Assorted content for your weekend reading.
- Tracy Fuller talks to Emily Oster about the process people can follow in minimizing COVID risks in the absence of full information. And Sarah Zhang writes about the impending period of vaccine purgatory as a limited number of people begin to be protected.
- Mickey Djuric compares the current coronavirus response plans of the prairie provinces - though none offers an overall plan and result deserving of much credit. Nicholas Frew reports on the spread of the virus in Saskatchewan through multiple hockey and curling events. And Joel Dryden reports on the importance of regular testing to protect residents of long-term care homes.
- J. Edward Les points out the social and health implications of COVID-19 patients who need to rely on an already-strained health care system for treatment.
- Achal Prabhala, Arjun Jayadev and discuss how relaxed intellectual property rules would facilitate the development and distribution of vaccines. And Ronald Labonte and Mira Johri call out Canada's role in prioritizing intellectual property barriers over the control and treatment of COVID-19 - particularly in less-wealthy countries.

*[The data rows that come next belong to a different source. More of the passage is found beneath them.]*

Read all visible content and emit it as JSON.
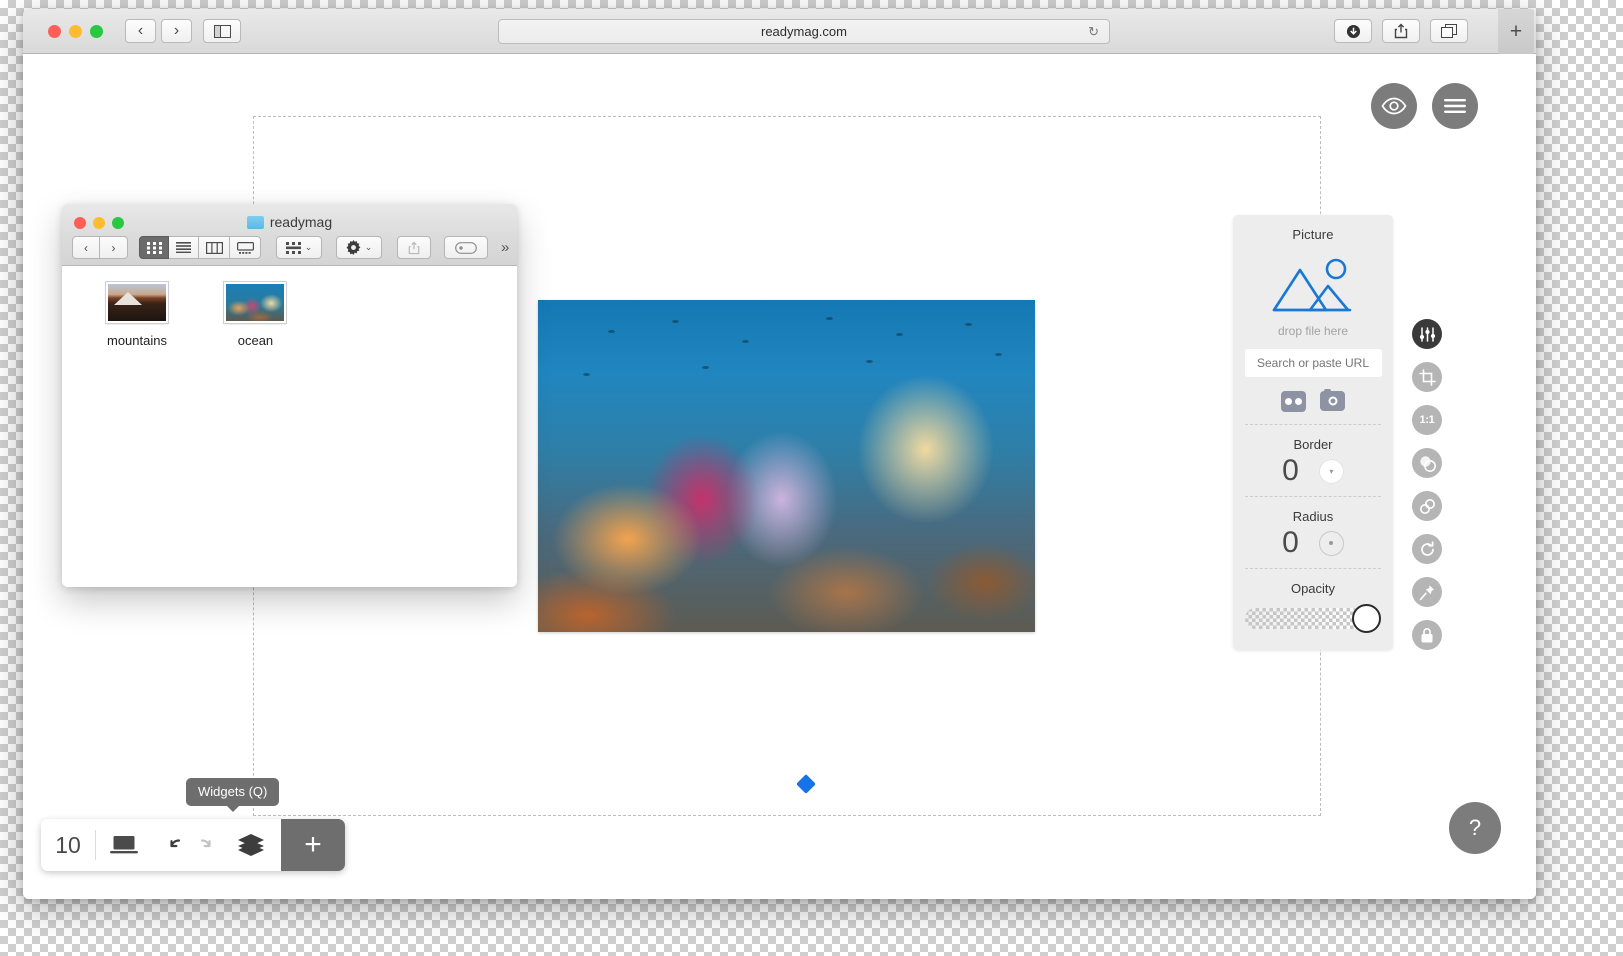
{
  "browser": {
    "url": "readymag.com",
    "traffic_lights": [
      "close",
      "minimize",
      "zoom"
    ],
    "nav": {
      "back": "‹",
      "forward": "›"
    },
    "sidebar_icon": "sidebar-icon",
    "reload_icon": "↻",
    "download_icon": "download-icon",
    "share_icon": "share-icon",
    "tabs_icon": "tab-overview-icon",
    "new_tab": "+"
  },
  "canvas": {
    "preview_icon": "eye-icon",
    "menu_icon": "hamburger-menu-icon",
    "help_label": "?"
  },
  "finder": {
    "window_title": "readymag",
    "toolbar": {
      "back": "‹",
      "forward": "›",
      "view_icon": "icon-view",
      "view_list": "list-view",
      "view_columns": "column-view",
      "view_gallery": "gallery-view",
      "group_icon": "arrange-by-icon",
      "action_icon": "gear-icon",
      "share_icon": "share-icon",
      "tag_icon": "tag-icon",
      "overflow": "»",
      "chevron": "⌄"
    },
    "files": [
      {
        "name": "mountains",
        "thumb": "thumb-mountains"
      },
      {
        "name": "ocean",
        "thumb": "thumb-ocean"
      }
    ]
  },
  "picture_panel": {
    "title": "Picture",
    "drop_hint": "drop file here",
    "url_placeholder": "Search or paste URL",
    "sources": [
      {
        "name": "flickr-icon"
      },
      {
        "name": "camera-icon"
      }
    ],
    "fields": [
      {
        "label": "Border",
        "value": "0",
        "swatch": "white-swatch"
      },
      {
        "label": "Radius",
        "value": "0",
        "swatch": "ring-swatch"
      }
    ],
    "opacity": {
      "label": "Opacity",
      "value": "100"
    }
  },
  "tool_rail": [
    {
      "name": "adjustments-icon",
      "label": "",
      "active": true
    },
    {
      "name": "crop-icon",
      "label": "",
      "active": false
    },
    {
      "name": "aspect-ratio-icon",
      "label": "1:1",
      "active": false
    },
    {
      "name": "mask-icon",
      "label": "",
      "active": false
    },
    {
      "name": "link-icon",
      "label": "",
      "active": false
    },
    {
      "name": "rotate-icon",
      "label": "",
      "active": false
    },
    {
      "name": "pin-icon",
      "label": "",
      "active": false
    },
    {
      "name": "lock-icon",
      "label": "",
      "active": false
    }
  ],
  "bottom_bar": {
    "page_count": "10",
    "device_icon": "laptop-icon",
    "undo_icon": "undo-icon",
    "redo_icon": "redo-icon",
    "widgets_icon": "layers-icon",
    "add_label": "+",
    "tooltip": "Widgets (Q)"
  }
}
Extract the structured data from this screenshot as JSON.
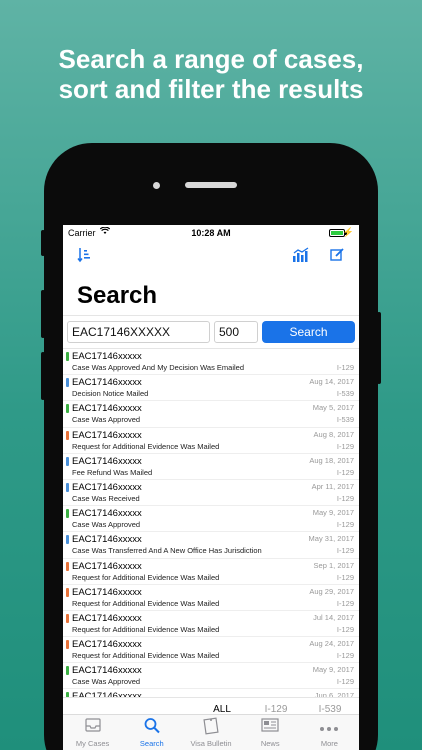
{
  "headline": {
    "line1": "Search a range of cases,",
    "line2": "sort and filter the results"
  },
  "status_bar": {
    "carrier": "Carrier",
    "time": "10:28 AM"
  },
  "nav": {
    "sort_icon": "sort-icon",
    "chart_icon": "chart-icon",
    "edit_icon": "edit-icon"
  },
  "page_title": "Search",
  "search": {
    "receipt_value": "EAC17146XXXXX",
    "count_value": "500",
    "button_label": "Search"
  },
  "status_colors": {
    "green": "#3cb043",
    "blue": "#4a90d9",
    "orange": "#e8733a"
  },
  "results": [
    {
      "receipt": "EAC17146xxxxx",
      "status": "Case Was Approved And My Decision Was Emailed",
      "date": "",
      "form": "I-129",
      "color": "#3cb043"
    },
    {
      "receipt": "EAC17146xxxxx",
      "status": "Decision Notice Mailed",
      "date": "Aug 14, 2017",
      "form": "I-539",
      "color": "#4a90d9"
    },
    {
      "receipt": "EAC17146xxxxx",
      "status": "Case Was Approved",
      "date": "May 5, 2017",
      "form": "I-539",
      "color": "#3cb043"
    },
    {
      "receipt": "EAC17146xxxxx",
      "status": "Request for Additional Evidence Was Mailed",
      "date": "Aug 8, 2017",
      "form": "I-129",
      "color": "#e8733a"
    },
    {
      "receipt": "EAC17146xxxxx",
      "status": "Fee Refund Was Mailed",
      "date": "Aug 18, 2017",
      "form": "I-129",
      "color": "#4a90d9"
    },
    {
      "receipt": "EAC17146xxxxx",
      "status": "Case Was Received",
      "date": "Apr 11, 2017",
      "form": "I-129",
      "color": "#4a90d9"
    },
    {
      "receipt": "EAC17146xxxxx",
      "status": "Case Was Approved",
      "date": "May 9, 2017",
      "form": "I-129",
      "color": "#3cb043"
    },
    {
      "receipt": "EAC17146xxxxx",
      "status": "Case Was Transferred And A New Office Has Jurisdiction",
      "date": "May 31, 2017",
      "form": "I-129",
      "color": "#4a90d9"
    },
    {
      "receipt": "EAC17146xxxxx",
      "status": "Request for Additional Evidence Was Mailed",
      "date": "Sep 1, 2017",
      "form": "I-129",
      "color": "#e8733a"
    },
    {
      "receipt": "EAC17146xxxxx",
      "status": "Request for Additional Evidence Was Mailed",
      "date": "Aug 29, 2017",
      "form": "I-129",
      "color": "#e8733a"
    },
    {
      "receipt": "EAC17146xxxxx",
      "status": "Request for Additional Evidence Was Mailed",
      "date": "Jul 14, 2017",
      "form": "I-129",
      "color": "#e8733a"
    },
    {
      "receipt": "EAC17146xxxxx",
      "status": "Request for Additional Evidence Was Mailed",
      "date": "Aug 24, 2017",
      "form": "I-129",
      "color": "#e8733a"
    },
    {
      "receipt": "EAC17146xxxxx",
      "status": "Case Was Approved",
      "date": "May 9, 2017",
      "form": "I-129",
      "color": "#3cb043"
    },
    {
      "receipt": "EAC17146xxxxx",
      "status": "",
      "date": "Jun 6, 2017",
      "form": "",
      "color": "#3cb043"
    }
  ],
  "filters": [
    "ALL",
    "I-129",
    "I-539"
  ],
  "active_filter": "ALL",
  "tabs": [
    {
      "label": "My Cases",
      "icon": "inbox-icon"
    },
    {
      "label": "Search",
      "icon": "search-icon"
    },
    {
      "label": "Visa Bulletin",
      "icon": "bulletin-icon"
    },
    {
      "label": "News",
      "icon": "news-icon"
    },
    {
      "label": "More",
      "icon": "more-icon"
    }
  ],
  "active_tab": "Search"
}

- Jane Lytvynenko discusses how decades of misinformation have destroyed the U.S.' ability to respond to COVID-19 and other crises by undermining both institutions and social trust.
- Finally, Claire Porter Robbins writes about Jason Kenney's selective interest in Charter rights as he seeks to protect anti-maskers and COVID cranks while attacking activists seeking to protect our planet and the people who inhabit it.